North Korea’s Kim Gloats Over Spy Satellite Images, Courtesy of Google Maps, as the Peninsula Is Roiled by Breakdown of 2018 Pact Between North and South

‘There are plenty of images of the Pentagon and the White House online,’ says a Defense Department spokesman, when asked about the North Korean report boasting of the spy satellite’s success.

Korean Central News Agency/Korea News Service via AP
On November 23, 2023, North Korean leader, Kim Jong Un, right, and his daughter attend a celebration of the launch of a spy satellite. Korean Central News Agency/Korea News Service via AP

North Korea’s leader Kim Jong-un would do well to stop gloating over the images that the North says he’s receiving from a spy satellite his regime launched last week in defiance of America and South Korea.

While the satellite is orbiting earth, it’s not at all clear if the pictures North Korea says Mr. Kim saw were from the satellite or simply downloaded from the internet. They were all targets that North Korean propaganda has vowed it might bomb someday — including the White House.

“There are plenty of images of the Pentagon and the White House online,” said the Defense Department press secretary, Brigadier General Patrick Ryder, when asked what he thought of the North Korean report boasting of the satellite’s success.

For Mr. Kim, there’s no doubt the launch of the satellite was more than just a propaganda victory. He’s been hyping it as a breakthrough ushering in “a new era of space power” while claiming the North has every right to have its own spies in the sky in a “full-fledged exercise in self-defense.”

Pyongyang’s Korean Central News Agency reported he was poring over satellite photos showing the White House and the Pentagon, Andersen Air Base on Guam, and American naval facilities at Norfolk and Newport News, Virginia.

“Four US Navy nuclear carriers and one British aircraft carrier were spotted in the photos of the Norfolk Naval Base and the Newport News Dockyard,” said KCNA.

The satellite, though, is not believed to be fully operational. 

Mr. Kim, said  KCNA, expressed “great satisfaction” with the “successful preparations” of the satellite before its “official mission” — a phrase suggesting it was doing less than claimed. “The fine-tuning process of the satellite is being hastened to end one or two days earlier,” said KCNA. 

In Seoul, South Korea’s Yonhap News reported “skepticism” over “whether the quality of those photos would be sufficient enough to aid military operations.” One question was whether the North had “a high-resolution camera” needed to spy on targets.

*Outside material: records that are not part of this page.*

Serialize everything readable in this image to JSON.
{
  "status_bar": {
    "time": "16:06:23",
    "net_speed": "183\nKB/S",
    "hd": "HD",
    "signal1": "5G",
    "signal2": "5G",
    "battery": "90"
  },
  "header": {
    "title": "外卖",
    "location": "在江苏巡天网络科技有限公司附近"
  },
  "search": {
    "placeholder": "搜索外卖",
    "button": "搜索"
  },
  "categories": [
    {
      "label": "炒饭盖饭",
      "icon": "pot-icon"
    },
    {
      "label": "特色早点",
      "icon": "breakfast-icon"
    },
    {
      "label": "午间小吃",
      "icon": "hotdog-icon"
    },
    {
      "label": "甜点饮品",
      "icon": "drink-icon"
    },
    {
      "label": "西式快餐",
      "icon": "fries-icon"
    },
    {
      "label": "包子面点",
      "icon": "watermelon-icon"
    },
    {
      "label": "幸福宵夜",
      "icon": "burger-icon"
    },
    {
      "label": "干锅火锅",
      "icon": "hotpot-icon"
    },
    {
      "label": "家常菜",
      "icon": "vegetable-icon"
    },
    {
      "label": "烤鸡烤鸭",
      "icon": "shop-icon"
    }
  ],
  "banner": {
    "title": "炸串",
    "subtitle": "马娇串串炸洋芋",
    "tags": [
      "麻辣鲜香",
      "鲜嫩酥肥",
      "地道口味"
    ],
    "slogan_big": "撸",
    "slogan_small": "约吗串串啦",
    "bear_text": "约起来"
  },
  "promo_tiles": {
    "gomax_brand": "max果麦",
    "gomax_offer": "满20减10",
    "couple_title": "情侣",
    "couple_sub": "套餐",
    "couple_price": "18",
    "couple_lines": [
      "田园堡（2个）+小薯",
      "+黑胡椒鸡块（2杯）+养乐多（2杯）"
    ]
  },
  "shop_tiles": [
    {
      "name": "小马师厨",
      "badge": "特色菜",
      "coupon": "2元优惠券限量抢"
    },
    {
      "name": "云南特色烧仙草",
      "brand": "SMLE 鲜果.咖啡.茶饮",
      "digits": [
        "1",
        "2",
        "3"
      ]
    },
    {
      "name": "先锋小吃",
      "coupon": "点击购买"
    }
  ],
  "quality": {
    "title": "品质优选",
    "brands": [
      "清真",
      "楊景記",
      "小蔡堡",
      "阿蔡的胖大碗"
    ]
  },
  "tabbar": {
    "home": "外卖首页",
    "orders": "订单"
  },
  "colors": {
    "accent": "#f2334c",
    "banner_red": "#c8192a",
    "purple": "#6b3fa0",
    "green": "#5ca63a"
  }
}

There was no doubt, though, of Mr. Kim’s joy over getting the satellite spinning around the earth. Pictures distributed by the North Korean state press show the proud father huddling with his tween-aged daughter Ju Ae at a celebratory banquet attended by technicians, scientists, military officers, and officials who had made the launch a success after two failures. 

His  exuberance contrasted with the total breakdown of an agreement signed by Mr. Kim and South Korea’s former president, the liberal Moon Jae-in, in September 2018 at the height of a period of rapprochement between the two Koreas.   The deal banned reconnaissance flights and military exercises close to the Demilitarized Zone dividing North from South Korea.

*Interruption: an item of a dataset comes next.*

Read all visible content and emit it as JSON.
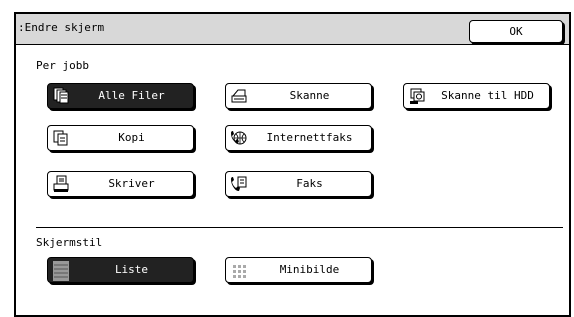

The launch of the satellite gave South Korea’s conservative president, Yoon Seoul-yul, the pretext for nullifying the portion of the deal banning reconnaissance flights near the DMZ.  In the next step in the tit-for-tat between North and South, the North canceled the entire agreement.

Now it’s back to Square One in the decades-long North-South confrontation.  For the first time in more than five years, North Korean troops on their side of the line at the truce village of Panmunjom 35 miles north of Seoul are hefting pistols while the North Koreans are rebuilding and repairing 11 guideposts on their side of the line.

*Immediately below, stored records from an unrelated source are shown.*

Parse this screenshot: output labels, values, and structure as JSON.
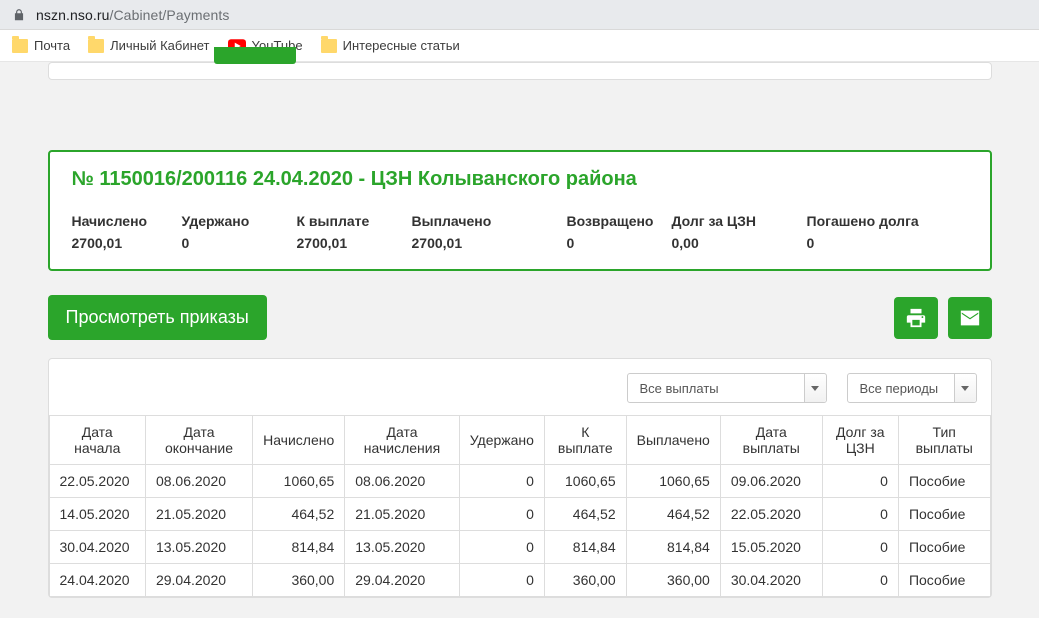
{
  "url_host": "nszn.nso.ru",
  "url_path": "/Cabinet/Payments",
  "bookmarks": [
    "Почта",
    "Личный Кабинет",
    "YouTube",
    "Интересные статьи"
  ],
  "info": {
    "title": "№ 1150016/200116 24.04.2020 - ЦЗН Колыванского района",
    "stats": [
      {
        "lbl": "Начислено",
        "val": "2700,01"
      },
      {
        "lbl": "Удержано",
        "val": "0"
      },
      {
        "lbl": "К выплате",
        "val": "2700,01"
      },
      {
        "lbl": "Выплачено",
        "val": "2700,01"
      },
      {
        "lbl": "Возвращено",
        "val": "0"
      },
      {
        "lbl": "Долг за ЦЗН",
        "val": "0,00"
      },
      {
        "lbl": "Погашено долга",
        "val": "0"
      }
    ]
  },
  "actions": {
    "view_orders": "Просмотреть приказы"
  },
  "filters": {
    "payments": "Все выплаты",
    "periods": "Все периоды"
  },
  "table": {
    "headers": [
      "Дата начала",
      "Дата окончание",
      "Начислено",
      "Дата начисления",
      "Удержано",
      "К выплате",
      "Выплачено",
      "Дата выплаты",
      "Долг за ЦЗН",
      "Тип выплаты"
    ],
    "rows": [
      [
        "22.05.2020",
        "08.06.2020",
        "1060,65",
        "08.06.2020",
        "0",
        "1060,65",
        "1060,65",
        "09.06.2020",
        "0",
        "Пособие"
      ],
      [
        "14.05.2020",
        "21.05.2020",
        "464,52",
        "21.05.2020",
        "0",
        "464,52",
        "464,52",
        "22.05.2020",
        "0",
        "Пособие"
      ],
      [
        "30.04.2020",
        "13.05.2020",
        "814,84",
        "13.05.2020",
        "0",
        "814,84",
        "814,84",
        "15.05.2020",
        "0",
        "Пособие"
      ],
      [
        "24.04.2020",
        "29.04.2020",
        "360,00",
        "29.04.2020",
        "0",
        "360,00",
        "360,00",
        "30.04.2020",
        "0",
        "Пособие"
      ]
    ]
  }
}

The breakdown of the agreement was another act in a drama that’s gone on  ever since the Korean War ended in a highly armed truce 70 years and four months ago. “Military Agreement with North Korea Wasn’t Worth the Paper It’s Written on,” headlined the South’s biggest selling paper, Chosun Ilbo, in a sardonic report declaring, “for North Korea, the agreement never really existed.”  

The North, said the paper, had “violated it countless times,” test-firing more than 600 missiles last year and sending drones across the line even as far as the skies above Seoul. 

A sign of rising tensions has  been the escalation of joint American and South Korean military exercises — and cooperation between South Korea and Japan.  American, South Korean and Japanese warships are churning the waters near Jeju, the island province off the South’s southern coast, while an American aircraft carrier, the USS Carl Vinson, is moored at Busan ready to join the war games.

In Seoul, the South Korean command said “The drill was held to bolster joint capabilities and combined defense posture” against North Korea in the wake of the launch of the spy satellite and the North’s “rising nuclear and missile threat.”